The level of anti-HBs at the cessation of treatment was identified as the most important factor influencing the persistence of HBsAg loss, which is consistent with previous studies (Huang et al., 2022; Li et al., 2019). In particular, there was a significant linear quantitative association between anti-HBs levels and the risk of HBsAg-RS after HBsAg loss, indicating that higher anti-HBs levels corresponded to a lower risk of HBsAg-RS.
Anti-HBs plays a crucial role in preventing viral transmission through neutralization and promoting the recovery of various immune cells involved in coordinated immune responses against HBV. It may contribute to sustained HBsAg loss by preventing reinfection or multiple rounds of infection (Ma et al., 2019). The persistence of HBsAg/anti-HBs immune complexes after HBsAg loss has been observed, and it is possible that ongoing production of HBsAg from integrated HBV DNA or residual cccDNA contributes to the pro-longed presence of HBsAg/anti-HBs immune complexes. The dynamics and equilibrium between HBsAg and anti-HBs in immune complexes may be a critical factor in the as-sociation between anti-HBs and the persistence of HBsAg loss (Ali et al., 2022; Shah et al., 2020).
The quantitative level of anti-HBc at the time of treatment cessation has been suggested to be an important predictor of HBsAg-RS, and combining it with anti-HBs levels further improves its predictive efficacy (Lin et al., 2022). In contrast, our study suggests that the level of anti-HBc at baseline may be associated with the durability of HBsAg loss, with higher levels of anti-HBc at baseline potentially leading to earlier HBsAg loss and better clearance durability. These differences may be attributed to population heterogeneity, treatment regimens, and variations in quantitative anti-HBc testing methods. Large prospective cohort studies are needed to validate the association between anti-HBc levels and the risk of HBsAg-RS.
Limitations
We acknowledge several limitations of this study. Firstly, it was a single-center, retrospective, real-world study, and the findings may need to be further validated in prospective studies conducted in different settings. Secondly, important factors that could influence response to interferon therapy, such as HBV genotype and duration of NA , were not included in the analysis. Additionally, the unit of measurement for HBsAg quantification used in the study differs from the international standardized unit, which may limit the generalizability of the findings, despite studies showing good correlation between the two measurement methods (Shaker et al., 2012).
Finally, the durability and long-term outcomes of HBsAg loss mediated by different treatment modalities require further investigation.
Conclusions
The findings of this study have important implications for predicting the response to Peg-IFN-α therapy and identifying high-risk groups for HBsAg-RS after achieving HBsAg loss.
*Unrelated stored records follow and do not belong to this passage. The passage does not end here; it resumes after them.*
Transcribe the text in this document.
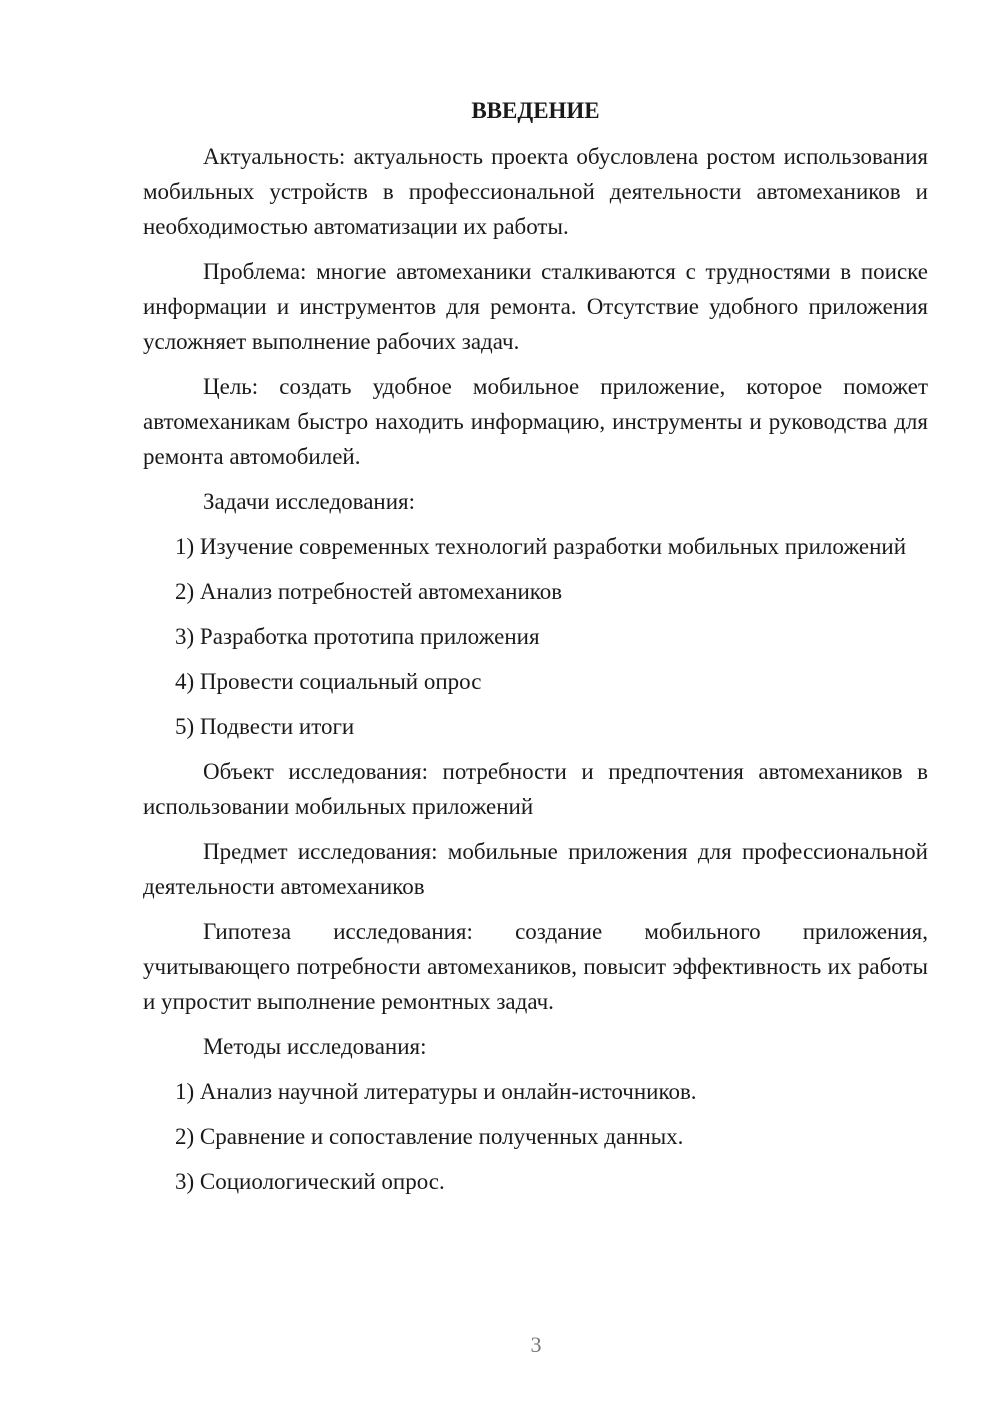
ВВЕДЕНИЕ

Актуальность: актуальность проекта обусловлена ростом использования мобильных устройств в профессиональной деятельности автомехаников и необходимостью автоматизации их работы.

Проблема: многие автомеханики сталкиваются с трудностями в поиске информации и инструментов для ремонта. Отсутствие удобного приложения усложняет выполнение рабочих задач.

Цель: создать удобное мобильное приложение, которое поможет автомеханикам быстро находить информацию, инструменты и руководства для ремонта автомобилей.

Задачи исследования:

1) Изучение современных технологий разработки мобильных приложений

2) Анализ потребностей автомехаников

3) Разработка прототипа приложения

4) Провести социальный опрос

5) Подвести итоги

Объект исследования: потребности и предпочтения автомехаников в использовании мобильных приложений

Предмет исследования: мобильные приложения для профессиональной деятельности автомехаников

Гипотеза исследования: создание мобильного приложения, учитывающего потребности автомехаников, повысит эффективность их работы и упростит выполнение ремонтных задач.

Методы исследования:

1) Анализ научной литературы и онлайн-источников.

2) Сравнение и сопоставление полученных данных.

3) Социологический опрос.

3
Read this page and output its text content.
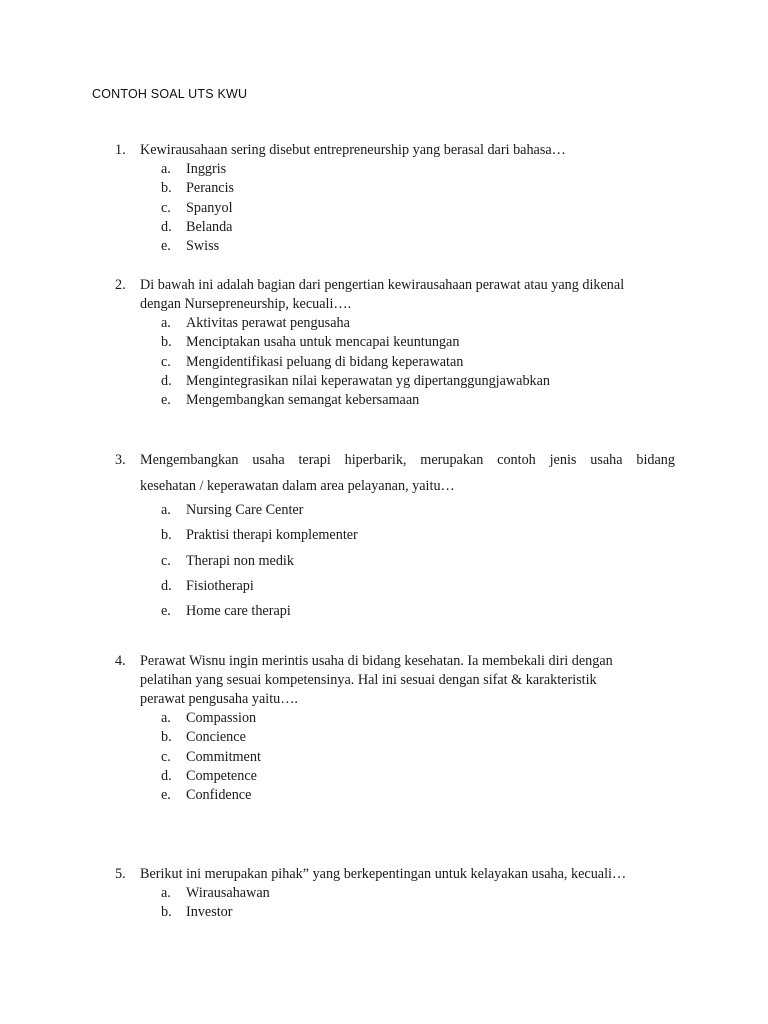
CONTOH SOAL UTS KWU
1. Kewirausahaan sering disebut entrepreneurship yang berasal dari bahasa…
a. Inggris
b. Perancis
c. Spanyol
d. Belanda
e. Swiss
2. Di bawah ini adalah bagian dari pengertian kewirausahaan perawat atau yang dikenal
dengan Nursepreneurship, kecuali….
a. Aktivitas perawat pengusaha
b. Menciptakan usaha untuk mencapai keuntungan
c. Mengidentifikasi peluang di bidang keperawatan
d. Mengintegrasikan nilai keperawatan yg dipertanggungjawabkan
e. Mengembangkan semangat kebersamaan
3. Mengembangkan usaha terapi hiperbarik, merupakan contoh jenis usaha bidang
kesehatan / keperawatan dalam area pelayanan, yaitu…
a. Nursing Care Center
b. Praktisi therapi komplementer
c. Therapi non medik
d. Fisiotherapi
e. Home care therapi
4. Perawat Wisnu ingin merintis usaha di bidang kesehatan. Ia membekali diri dengan
pelatihan yang sesuai kompetensinya. Hal ini sesuai dengan sifat & karakteristik
perawat pengusaha yaitu….
a. Compassion
b. Concience
c. Commitment
d. Competence
e. Confidence
5. Berikut ini merupakan pihak” yang berkepentingan untuk kelayakan usaha, kecuali…
a. Wirausahawan
b. Investor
Moreover, these findings can contribute to optimizing the implementation strategy of HBsAg loss and guiding the monitoring strategy and procedures following HBsAg loss. By considering the extent of HBsAg decline at baseline and early in treatment, as well as the levels of anti-HBc and anti-HBs at baseline, healthcare professionals can better assess treatment outcomes and tailor interventions accordingly. Additionally, the significance of higher levels of anti-HBs at discontinuation and higher anti-HBc at baseline suggests the importance of monitoring and maintaining these markers for sustained HBsAg loss. Overall, these findings have practical implications for improving the management and follow-up of patients undergoing Peg-IFN-α therapy.